Get away from the great power implications and we shall see if Nito Cojs rtizo is about to shift his party’s economic thinking from pure neoliberal cant back to the import substitution policies of the PRD’s founder, General Omar Torrijos. But even within that, there would be the question of whether it’s all about promoting the larger producers of an agribusiness sector, or a more holistic set of questions about employing a too-idle national work force, dealing with economic informality and feeding the Panamanian people. Chicharrones made from Panamanian pork rinds, packaged by established companies and sold in little bags at leading supermarkets could be just a tiny part of the issue.

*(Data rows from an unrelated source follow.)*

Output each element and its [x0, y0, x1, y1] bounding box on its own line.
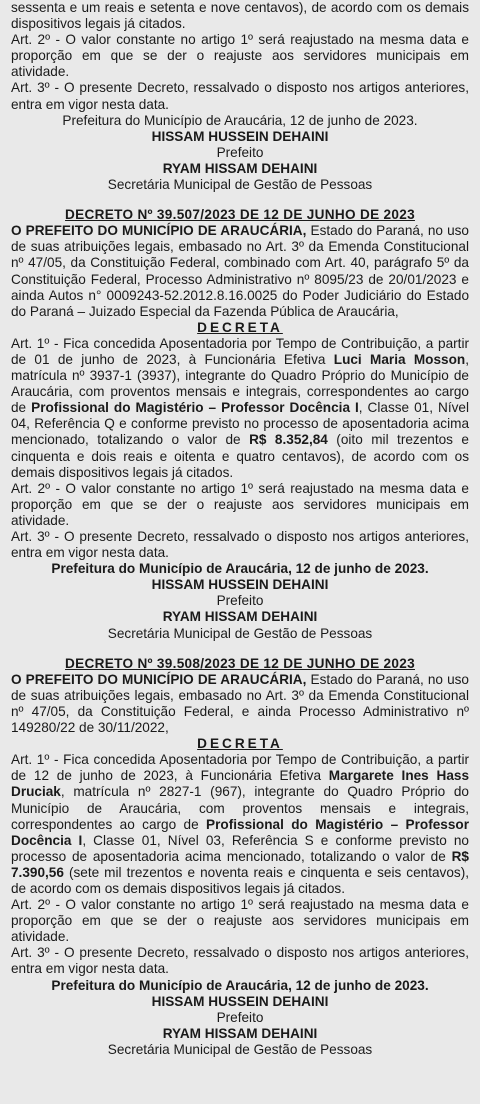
preamble-authority: O PREFEITO DO MUNICÍPIO DE ARAUCÁRIA,	[11, 671, 307, 687]
article-3: Art. 3º - O presente Decreto, ressalvado o disposto nos artigos anteriores, entra em vigor nesta data.	[11, 945, 469, 977]
place-date: Prefeitura do Município de Araucária, 12 de junho de 2023.	[62, 112, 418, 128]
article-1	[11, 336, 469, 481]
secretary-title: Secretária Municipal de Gestão de Pessoas	[107, 177, 373, 193]
employee-name: Margarete Ines Hass Druciak	[11, 768, 469, 800]
mayor-name: HISSAM HUSSEIN DEHAINI	[151, 577, 329, 593]
article-1-tail: sessenta e um reais e setenta e nove centavos), de acordo com os demais dispositivos legais já citados.	[11, 0, 469, 32]
mayor-name: HISSAM HUSSEIN DEHAINI	[151, 993, 329, 1009]
employee-name: Luci Maria Mosson	[333, 351, 466, 367]
article-1-text: , Classe 01, Nível 03, Referência S e conforme previsto no processo de aposentadoria acima mencionado, totalizando o valor de	[11, 832, 469, 864]
pension-value: R$ 8.352,84	[249, 432, 328, 448]
place-date: Prefeitura do Município de Araucária, 12 de junho de 2023.	[51, 561, 429, 577]
article-1-text: (oito mil trezentos e cinquenta e dois reais e oitenta e quatro centavos), de acordo com os demais dispositivos legais já citados.	[11, 432, 469, 480]
article-3: Art. 3º - O presente Decreto, ressalvado o disposto nos artigos anteriores, entra em vigor nesta data.	[11, 80, 469, 112]
decree-39508	[11, 656, 469, 1058]
article-1	[11, 752, 469, 897]
job-title: Profissional do Magistério – Professor Docência I	[11, 816, 469, 848]
decree-preamble	[11, 672, 469, 736]
job-title: Profissional do Magistério – Professor Docência I	[31, 400, 359, 416]
article-1-text: , Classe 01, Nível 04, Referência Q e conforme previsto no processo de aposentadoria acima mencionado, totalizando o valor de	[11, 400, 469, 448]
article-1-text: Art. 1º - Fica concedida Aposentadoria por Tempo de Contribuição, a partir de 01 de junho de 2023, à Funcionária Efetiva	[11, 335, 469, 367]
article-2: Art. 2º - O valor constante no artigo 1º será reajustado na mesma data e proporção em que se der o reajuste aos servidores municipais em atividade.	[11, 897, 469, 945]
place-date: Prefeitura do Município de Araucária, 12 de junho de 2023.	[51, 977, 429, 993]
article-1-text: , matrícula nº 2827-1 (967), integrante do Quadro Próprio do Município de Araucária, com proventos mensais e integrais, correspondentes ao cargo de	[11, 784, 469, 832]
article-2: Art. 2º - O valor constante no artigo 1º será reajustado na mesma data e proporção em que se der o reajuste aos servidores municipais em atividade.	[11, 480, 469, 528]
decree-preamble	[11, 223, 469, 320]
preamble-text: Estado do Paraná, no uso de suas atribuições legais, embasado no Art. 3º da Emenda Constitucional nº 47/05, da Constituição Federal, e ainda Processo Administrativo nº 149280/22 de 30/11/2022,	[11, 671, 469, 736]
preamble-authority: O PREFEITO DO MUNICÍPIO DE ARAUCÁRIA,	[11, 223, 307, 239]
pension-value: R$ 7.390,56	[11, 848, 469, 880]
secretary-title: Secretária Municipal de Gestão de Pessoas	[107, 625, 373, 641]
secretary-name: RYAM HISSAM DEHAINI	[162, 1025, 318, 1041]
mayor-title: Prefeito	[216, 593, 264, 609]
article-1-text: , matrícula nº 3937-1 (3937), integrante do Quadro Próprio do Município de Araucária, com proventos mensais e integrais, correspondentes ao cargo de	[11, 351, 469, 416]
decreta-heading: DECRETA	[197, 736, 283, 752]
decree-title: DECRETO Nº 39.508/2023 DE 12 DE JUNHO DE 2023	[65, 655, 415, 671]
decree-39507	[11, 207, 469, 642]
preamble-text: Estado do Paraná, no uso de suas atribuições legais, embasado no Art. 3º da Emenda Constitucional nº 47/05, da Constituição Federal, combinado com Art. 40, parágrafo 5º da Constituição Federal, Processo Administrativo nº 8095/23 de 20/01/2023 e ainda Autos n° 0009243-52.2012.8.16.0025 do Poder Judiciário do Estado do Paraná – Juizado Especial da Fazenda Pública de Araucária,	[11, 223, 469, 319]
mayor-title: Prefeito	[216, 144, 264, 160]
article-1-text: (sete mil trezentos e noventa reais e cinquenta e seis centavos), de acordo com os demais dispositivos legais já citados.	[11, 864, 469, 896]
secretary-title: Secretária Municipal de Gestão de Pessoas	[107, 1041, 373, 1057]
secretary-name: RYAM HISSAM DEHAINI	[162, 160, 318, 176]
mayor-name: HISSAM HUSSEIN DEHAINI	[151, 128, 329, 144]
mayor-title: Prefeito	[216, 1009, 264, 1025]
article-1-text: Art. 1º - Fica concedida Aposentadoria por Tempo de Contribuição, a partir de 12 de junho de 2023, à Funcionária Efetiva	[11, 752, 469, 784]
article-3: Art. 3º - O presente Decreto, ressalvado o disposto nos artigos anteriores, entra em vigor nesta data.	[11, 529, 469, 561]
previous-decree-tail	[11, 0, 469, 193]
decree-title: DECRETO Nº 39.507/2023 DE 12 DE JUNHO DE 2023	[65, 207, 415, 223]
decreta-heading: DECRETA	[197, 319, 283, 335]
article-2: Art. 2º - O valor constante no artigo 1º será reajustado na mesma data e proporção em que se der o reajuste aos servidores municipais em atividade.	[11, 32, 469, 80]
secretary-name: RYAM HISSAM DEHAINI	[162, 609, 318, 625]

Delegations led by Foreign Minister Erika Mouynes leading Panama on the right and  US chargé d’affaires Stewart Tuttle on the left meet as Mouynes delivers a note addressed to US Agriculture Secretary Thomas Vilsack and US Trade Representative Katherine Tai, asking the US government to reopen certain agricultural tariff issues. Unless there is a strong will on both sides to head into some new directions, it will be a prolonged process. Getting a new treaty through the US Senate seems out of the question, but some waivers could come through with the signatures of two countries’ presidents. They’d each need something positive to show to their respective constituents. Panamanian Ministry of Foreign Relations photo.